Sounds like just being mindful. There’s a rich work in psychology around mindfulness and its ability to help improve our own wellbeing. But perhaps being mindful also improves others wellbeing insofar as we can remain reflective, as you say.

But then I also want to turn it into, I’m primarily a Lutheran theologically, so I think Luther was a profound psychologist, among other things. But he talks about drawing on Paul’s language of being baptized in Christ. Luther talks about this being an ongoing daily need to be re-baptized. So I die with Christ so I become aware of my distorted, selfish alterations of love and I allow myself to die with Christ and be risen unto that. So that’s that participation motif that’s become more prominent in recent years in theology. And it’s also the cross, which I think is at the heart of my understanding of love. So dying and rising again on an ongoing basis is part of how I think I become more loving.

I think my answer to the resources is gonna sound cliche, gonna sound yeah, I figured you’d say that, but I’ll say it anyway, because it really is true. Resources: scripture, I think the Bible can help us.

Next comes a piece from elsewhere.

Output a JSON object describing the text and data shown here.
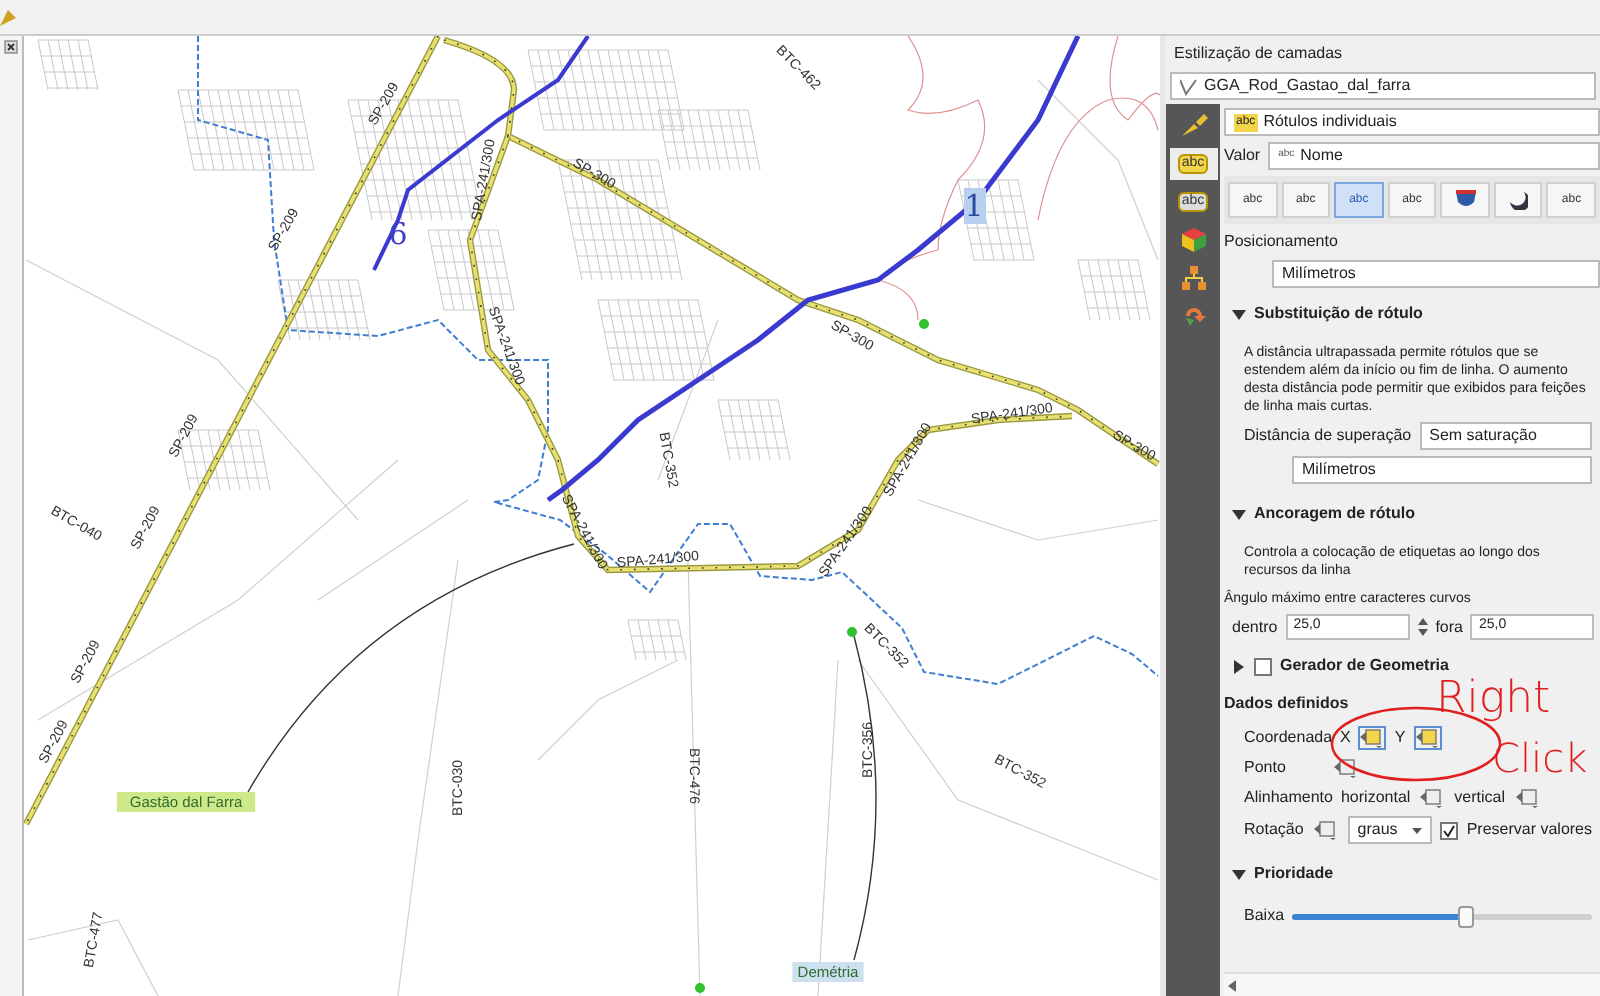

I’m not saying the Bible is consistently clear on this issue, there’s some passages that I think do a poor job of reflecting what love ought to be like.

But the overall mess description, the preponderance of biblical passages I find helpful. Particularly wise Christians in the Christian tradition, exemplars of love throughout history. Contemporary science in theology and philosophy that explores these things. I spend a lot of time reading Alan’s work and other people’s work. That is motivating for me, thinking through the issues. But then the practices, you know?

Being a part of a Christian community. I happen to be very fortunate to be part of a small church that does a very good job of loving me, my family, and others. Participating in the typical worship and sacraments, all these kinds of things you’d expect a theologian to say. [laughs] But I say them because they really are true for me in my life. They really do make a difference. It’s not an exhaustive list, but those are the things that I draw upon often as I try to think through what love means and then live that consistently in my life.